Video Dataset in the GUI¶
Launch the GUI from your terminal:
lightly-studio gui
The command starts a local web server. Click the link printed in the console - by default
http://localhost:8001 - to open the GUI in your browser. Note that the GUI can also be
started from a Python script by calling ls.start_gui().
The GUI for a video dataset has two main pages: Videos and Frames, accessible via the navigation bar at the top.
Video Grid View¶
The Videos page shows a grid of video thumbnails. From here, you can perform multiple actions:
- Hover with a mouse over a video to see a quick playback preview.
- Use the left panel to filter the videos by tags, annotation labels or metadata (width, height, duration).
- Use the search bar to do similarity search by text or another video from the dataset.
- Use the
Show Embeddingsbutton to explore the data in embedding space. - Use the
Menudropdown for further actions like plugins, sampling, classification, export and more.
Refer to dedicated pages in this documentation on every feature for more details.

Video Detail View¶
Double-clicking on a video opens the video detail view. Here you can play the video, view
frame-level annotations, add captions or view metadata. Use the View frame link to navigate
to the frame detail view of the currently shown frame.

Frame Grid View¶
The Frames page shows a grid of individual video frames extracted from all videos. You can use the left panel to filter frames by tags, annotation labels or metadata.

Frame Detail View¶
Double-clicking on a frame opens the frame detail view. Here you can edit
frame-level annotations with object track IDs, add classifications or captions,
and see the frame details (frame number, timestamp, source video file path).
Use the View video link to navigate to the parent video.

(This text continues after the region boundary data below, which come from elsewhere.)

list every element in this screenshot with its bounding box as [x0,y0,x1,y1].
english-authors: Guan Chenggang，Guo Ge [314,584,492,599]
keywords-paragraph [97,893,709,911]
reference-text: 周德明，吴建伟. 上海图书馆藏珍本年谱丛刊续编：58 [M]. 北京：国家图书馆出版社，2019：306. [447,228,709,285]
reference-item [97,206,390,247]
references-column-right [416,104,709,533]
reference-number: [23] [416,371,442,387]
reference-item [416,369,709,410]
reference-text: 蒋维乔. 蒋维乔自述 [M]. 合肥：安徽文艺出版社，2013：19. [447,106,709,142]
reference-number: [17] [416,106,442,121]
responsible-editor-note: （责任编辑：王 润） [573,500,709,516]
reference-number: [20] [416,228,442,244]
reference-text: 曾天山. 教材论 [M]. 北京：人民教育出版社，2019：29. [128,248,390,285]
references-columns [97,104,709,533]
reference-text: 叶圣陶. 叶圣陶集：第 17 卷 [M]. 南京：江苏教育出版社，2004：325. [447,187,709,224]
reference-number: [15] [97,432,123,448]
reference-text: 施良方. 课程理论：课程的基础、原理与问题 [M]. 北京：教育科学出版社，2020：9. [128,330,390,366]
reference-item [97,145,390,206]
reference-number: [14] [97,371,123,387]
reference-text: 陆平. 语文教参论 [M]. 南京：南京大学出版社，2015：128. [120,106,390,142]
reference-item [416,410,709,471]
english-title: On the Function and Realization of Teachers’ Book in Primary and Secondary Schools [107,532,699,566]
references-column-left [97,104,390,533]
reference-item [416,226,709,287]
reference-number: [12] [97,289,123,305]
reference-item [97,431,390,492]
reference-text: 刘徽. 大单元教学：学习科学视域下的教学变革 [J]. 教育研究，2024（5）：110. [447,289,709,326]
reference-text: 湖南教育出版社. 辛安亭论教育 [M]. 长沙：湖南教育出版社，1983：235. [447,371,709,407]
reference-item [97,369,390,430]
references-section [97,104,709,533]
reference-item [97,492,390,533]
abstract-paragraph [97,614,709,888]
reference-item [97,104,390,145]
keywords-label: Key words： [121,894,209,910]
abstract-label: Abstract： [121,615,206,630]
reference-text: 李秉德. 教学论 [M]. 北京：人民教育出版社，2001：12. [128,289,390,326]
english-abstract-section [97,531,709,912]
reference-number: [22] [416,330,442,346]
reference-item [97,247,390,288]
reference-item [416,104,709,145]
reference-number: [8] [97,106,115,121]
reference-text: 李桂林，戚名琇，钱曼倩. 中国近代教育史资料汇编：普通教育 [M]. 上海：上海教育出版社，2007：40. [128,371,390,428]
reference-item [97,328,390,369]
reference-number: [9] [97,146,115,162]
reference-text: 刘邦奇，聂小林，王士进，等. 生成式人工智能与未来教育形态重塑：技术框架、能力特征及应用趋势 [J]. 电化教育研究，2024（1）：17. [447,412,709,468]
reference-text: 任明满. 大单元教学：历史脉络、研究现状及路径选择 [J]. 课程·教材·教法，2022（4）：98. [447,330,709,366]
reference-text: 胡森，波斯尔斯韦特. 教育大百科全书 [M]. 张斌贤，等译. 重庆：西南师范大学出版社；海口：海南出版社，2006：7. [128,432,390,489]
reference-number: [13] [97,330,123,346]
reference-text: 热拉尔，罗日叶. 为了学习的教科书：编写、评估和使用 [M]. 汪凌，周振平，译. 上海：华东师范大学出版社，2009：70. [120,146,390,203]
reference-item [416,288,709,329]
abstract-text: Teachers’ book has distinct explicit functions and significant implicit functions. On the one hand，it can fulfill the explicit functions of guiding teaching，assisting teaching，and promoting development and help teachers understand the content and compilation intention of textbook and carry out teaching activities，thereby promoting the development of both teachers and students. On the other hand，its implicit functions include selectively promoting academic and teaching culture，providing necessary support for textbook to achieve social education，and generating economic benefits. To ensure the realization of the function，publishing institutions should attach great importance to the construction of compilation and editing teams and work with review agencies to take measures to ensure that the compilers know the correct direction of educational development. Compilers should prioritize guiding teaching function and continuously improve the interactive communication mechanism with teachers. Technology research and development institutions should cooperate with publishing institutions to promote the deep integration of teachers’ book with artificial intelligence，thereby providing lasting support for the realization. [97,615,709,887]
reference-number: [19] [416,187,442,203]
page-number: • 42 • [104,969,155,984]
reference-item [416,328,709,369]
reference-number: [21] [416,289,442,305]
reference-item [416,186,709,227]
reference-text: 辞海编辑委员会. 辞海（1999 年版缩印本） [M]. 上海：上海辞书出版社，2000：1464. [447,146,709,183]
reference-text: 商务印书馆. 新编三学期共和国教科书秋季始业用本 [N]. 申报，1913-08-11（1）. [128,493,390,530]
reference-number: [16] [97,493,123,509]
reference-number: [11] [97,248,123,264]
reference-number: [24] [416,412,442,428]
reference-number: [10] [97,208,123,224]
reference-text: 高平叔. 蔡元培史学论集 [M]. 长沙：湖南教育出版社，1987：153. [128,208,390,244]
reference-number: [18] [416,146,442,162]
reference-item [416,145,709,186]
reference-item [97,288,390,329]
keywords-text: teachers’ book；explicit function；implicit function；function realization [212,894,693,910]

Video Dataset in the Python API¶
VideoDataset class¶
The main entrypoint is the VideoDataset class. An instance of it can be created as described above by using one of the factory methods:
dataset = ls.VideoDataset.create()
dataset = ls.VideoDataset.load()
dataset = ls.VideoDataset.load_or_create()
Once samples are added to the dataset, they can be iterated over, yielding VideoSample objects:
for video in dataset:
print(video.file_name)
VideoSample class¶
VideoSample class provides read and write access to the video data.
# Grab one sample
video = next(iter(dataset))
# Video properties
print(video.file_name)
print(video.file_path_abs)
print(video.width)
print(video.height)
print(video.duration_s)
print(video.fps)
# Tags
video.tags = ["tag1", "tag2"]
video.add_tag("needs_review")
video.remove_tag("needs_review")
print(video.tags)
# Captions
video.captions = ["Caption 1", "Caption 2"]
video.add_caption("Caption 3")
print(video.captions)
# Metadata
video.metadata["my_key"] = "my_value"
print(video.metadata["my_key"])
Querying the Dataset¶
Use Dataset Query in Python when you need reusable subsets in code for filtering, sorting, slicing, export, or selection. Video query expressions use VideoSampleField.